Um presente...do outro lado! (Parte IV) - Confissões

E a mãe contou-lhe tudo.
Contou-lhe o que tinha acontecido uns meses atrás quando ainda tinha alguma possibilidade de lá ir limpar ela própria a campa do pai.
Descreveu a sua peripécia, no embaraço de alguém que passava a vida a criticar a sua própria filha e as experiências “extra-sensoriais” desta, as suas ligações ao “lado de lá”, em que sempre persistia em não acreditar e que, para si, era sempre objecto de escárnio para com a sua própria filha.
Contou-lhe que sabia de todos os comentários que a velha senhora sua vizinha tecia sobre a morte, que sempre soubera disso, e que se por vezes dizia que a filha era parva, o fazia não por mal, mas para que esta desse menor credibilidade ao assunto, pois com a morte e com “outras coisas”não se brinca.
E contou-lhe que também o fazia pois isso tudo era contra as leis de Deus e da igreja, que a filha persistia desde criança em não respeitar.
Disse-lhe, que não obstante os comentários da velha senhora, com quem tinha vivido porta-com-porta mais de cinquenta anos, lhe fazia muita confusão, e até porque era contra as leis de Deus, que a campa desta não tivesse sido minimamente arranjada pela família, que a família se tivesse esquecido da senhora, que estivesse “tudo” ali sob um amontoado de terra, apenas com uma inscrição espetada.
E, naquilo que considerava a sua boa fé, na sua qualidade de Católica convicta, ignorando os comentários que sempre tinha ouvido sobre a morte da boca da mulher ainda viva, decidiu embelezar-lhe a campa com as flores que a senhora sempre gostara: malmequeres.
E foi assim que na última visita ao pai, a mãe muniu-se de jarra e tubo de cola para a fixar, e de um lindo ramo de malmequeres artificiais, “dos bons e caros, não é dessa porcaria dos 300…”como disse, pensando para si que, pelo menos assim, a campa da outrora sua vizinha, deixaria de ter aquele aspecto abandonado.
E com ar de grande pesar, deu inicio a uma narrativa dessa visita, de como tinha limpo a campa do pai dirigindo-se posteriormente à parte sul do talhão, de como tinha procurado a campa da senhora através do número de inscrição, que cuidadosamente levara consigo.
Disse a mãe ter falado em voz alta para a morta, transmitindo-lhe o motivo da sua visita, e que “ia ali por uns malmequeres, apesar de saber que ela não queria flores, pois a campa estava triste e feia”.
Prosseguiu dizendo que se ajoelhou, fez uma “cova” no topo da campa que encheu com a cola e fixou a jarra.
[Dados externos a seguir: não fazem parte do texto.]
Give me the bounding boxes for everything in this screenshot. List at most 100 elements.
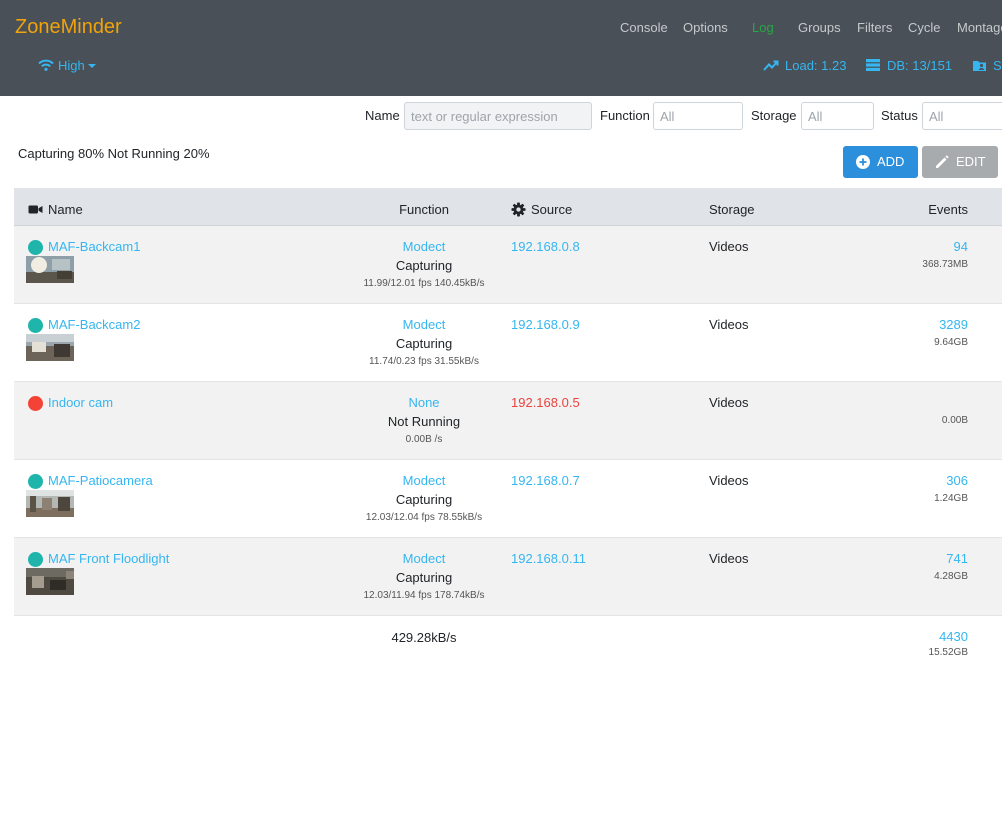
monitor-function-link[interactable]: None: [324, 395, 524, 410]
event-count-link[interactable]: 306: [946, 473, 968, 488]
monitor-function-link[interactable]: Modect: [324, 317, 524, 332]
brand-logo[interactable]: ZoneMinder: [15, 16, 122, 39]
monitor-storage: Videos: [709, 551, 749, 566]
monitor-source-link[interactable]: 192.168.0.9: [511, 317, 580, 332]
table-row: Indoor cam None Not Running 0.00B /s 192…: [14, 382, 1002, 460]
monitor-source-link[interactable]: 192.168.0.5: [511, 395, 580, 410]
name-filter-input[interactable]: [404, 102, 592, 130]
status-dot: [28, 240, 43, 255]
monitor-source-link[interactable]: 192.168.0.11: [511, 551, 586, 566]
storage-indicator[interactable]: S: [972, 58, 1002, 73]
table-row: MAF Front Floodlight Modect Capturing 12…: [14, 538, 1002, 616]
monitor-storage: Videos: [709, 239, 749, 254]
status-dot: [28, 474, 43, 489]
monitor-function-link[interactable]: Modect: [324, 239, 524, 254]
function-filter-label: Function: [600, 108, 650, 123]
monitor-source-link[interactable]: 192.168.0.8: [511, 239, 580, 254]
camera-thumbnail[interactable]: [26, 490, 74, 517]
event-size: 4.28GB: [934, 571, 968, 582]
function-filter-select[interactable]: [653, 102, 743, 130]
event-size: 0.00B: [941, 415, 968, 426]
nav-options[interactable]: Options: [683, 20, 728, 35]
name-column-header[interactable]: Name: [28, 202, 83, 217]
storage-column-header[interactable]: Storage: [709, 202, 755, 217]
storage-filter-select[interactable]: [801, 102, 874, 130]
event-count-link[interactable]: 3289: [939, 317, 968, 332]
folder-account-icon: [973, 60, 986, 71]
bandwidth-dropdown[interactable]: High: [38, 58, 96, 73]
edit-monitor-button[interactable]: EDIT: [922, 146, 998, 178]
monitor-source-link[interactable]: 192.168.0.7: [511, 473, 580, 488]
total-bandwidth: 429.28kB/s: [391, 630, 457, 645]
event-size: 368.73MB: [922, 259, 968, 270]
event-count-link[interactable]: 741: [946, 551, 968, 566]
monitor-name-link[interactable]: MAF-Patiocamera: [48, 473, 153, 488]
monitor-name-link[interactable]: Indoor cam: [48, 395, 113, 410]
monitor-status: Capturing: [395, 258, 453, 273]
nav-console[interactable]: Console: [620, 20, 668, 35]
event-count-link[interactable]: 94: [954, 239, 968, 254]
camera-thumbnail[interactable]: [26, 256, 74, 283]
trending-up-icon: [763, 60, 779, 71]
video-camera-icon: [28, 205, 43, 214]
nav-groups[interactable]: Groups: [798, 20, 841, 35]
monitor-storage: Videos: [709, 473, 749, 488]
chevron-down-icon: [87, 63, 96, 68]
monitor-status: Capturing: [395, 336, 453, 351]
event-size: 9.64GB: [934, 337, 968, 348]
source-header-label: Source: [531, 202, 573, 217]
wifi-icon: [38, 59, 54, 71]
total-events-link[interactable]: 4430: [939, 629, 968, 644]
monitor-status: Capturing: [395, 570, 453, 585]
storage-label: S: [993, 58, 1002, 73]
monitor-name-link[interactable]: MAF-Backcam1: [48, 239, 140, 254]
source-column-header[interactable]: Source: [511, 202, 572, 217]
monitor-storage: Videos: [709, 317, 749, 332]
storage-filter-label: Storage: [751, 108, 797, 123]
status-dot: [28, 318, 43, 333]
table-footer: 429.28kB/s 4430 15.52GB: [14, 616, 1002, 666]
bandwidth-label: High: [58, 58, 85, 73]
monitor-fps: 11.99/12.01 fps 140.45kB/s: [363, 278, 485, 289]
top-navbar: ZoneMinder Console Options Log Groups Fi…: [0, 0, 1002, 96]
monitor-function-link[interactable]: Modect: [324, 473, 524, 488]
name-filter-label: Name: [365, 108, 400, 123]
status-dot: [28, 396, 43, 411]
monitor-storage: Videos: [709, 395, 749, 410]
monitor-status: Capturing: [395, 492, 453, 507]
db-indicator[interactable]: DB: 13/151: [865, 58, 952, 73]
plus-circle-icon: [856, 155, 870, 169]
database-icon: [866, 59, 880, 72]
monitor-name-link[interactable]: MAF Front Floodlight: [48, 551, 169, 566]
nav-montage[interactable]: Montage: [957, 20, 1002, 35]
events-column-header[interactable]: Events: [928, 202, 968, 217]
name-header-label: Name: [48, 202, 83, 217]
table-row: MAF-Patiocamera Modect Capturing 12.03/1…: [14, 460, 1002, 538]
function-column-header[interactable]: Function: [324, 202, 524, 217]
monitor-table: Name Function Source Storage Events MAF-…: [14, 188, 1002, 666]
monitor-fps: 12.03/12.04 fps 78.55kB/s: [365, 512, 483, 523]
monitor-fps: 11.74/0.23 fps 31.55kB/s: [369, 356, 479, 367]
status-dot: [28, 552, 43, 567]
load-indicator[interactable]: Load: 1.23: [763, 58, 846, 73]
capture-summary: Capturing 80% Not Running 20%: [18, 146, 210, 161]
monitor-status: Not Running: [387, 414, 461, 429]
camera-thumbnail[interactable]: [26, 334, 74, 361]
camera-thumbnail[interactable]: [26, 568, 74, 595]
monitor-fps: 0.00B /s: [405, 434, 443, 445]
nav-filters[interactable]: Filters: [857, 20, 892, 35]
nav-log[interactable]: Log: [752, 20, 774, 35]
status-filter-label: Status: [881, 108, 918, 123]
add-monitor-button[interactable]: ADD: [843, 146, 918, 178]
total-size: 15.52GB: [928, 647, 968, 658]
monitor-name-link[interactable]: MAF-Backcam2: [48, 317, 140, 332]
edit-button-label: EDIT: [956, 154, 986, 169]
table-row: MAF-Backcam1 Modect Capturing 11.99/12.0…: [14, 226, 1002, 304]
table-header: Name Function Source Storage Events: [14, 188, 1002, 226]
table-row: MAF-Backcam2 Modect Capturing 11.74/0.23…: [14, 304, 1002, 382]
event-size: 1.24GB: [934, 493, 968, 504]
nav-cycle[interactable]: Cycle: [908, 20, 941, 35]
monitor-function-link[interactable]: Modect: [324, 551, 524, 566]
status-filter-select[interactable]: [922, 102, 1002, 130]
load-label: Load: 1.23: [785, 58, 847, 73]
Depois, e para que a cola secasse (como se fosse possível colar terra e vidro!!!) e enquanto esperava, rezou umas quantas Ave-Marias e Pais-Nossos por alma da “pobrezinha”, findos os quais tirou do saco o dito ramo dos malmequeres.
Estendeu o braço e colocou-os na jarra, proferindo um descanse em paz…
Mas eis que a jarra, ao receber os malmequeres, “estoirou” em mil pedaços…que se espalharam em seu redor, fazendo saltar o ramo dos malmequeres.
E ela, a mãe, tinha ficado tão aflita que até lhe fez doer o coração. E a única coisa que lhe ocorreu foi fugir dali, deixando tudo espalhado.
E foi o que a mãe fez. Fugiu do cemitério a sete pés.
E terminou esta narrativa à filha dizendo que acreditava nela e nas três horas de ausência desta, mas que, naquele momento, preferia não falar mais no assunto e que iria mandar dizer uma missa, pelo que agradecia que a filha não contasse isto a ninguém.
Ao ouvir isto, ficou ainda mais pensativa.
Levantou-se, beijou a mãe e disse:
- Pronto. Já está tudo então…Agora vou para casa.
E seguiu caminho.

(continua)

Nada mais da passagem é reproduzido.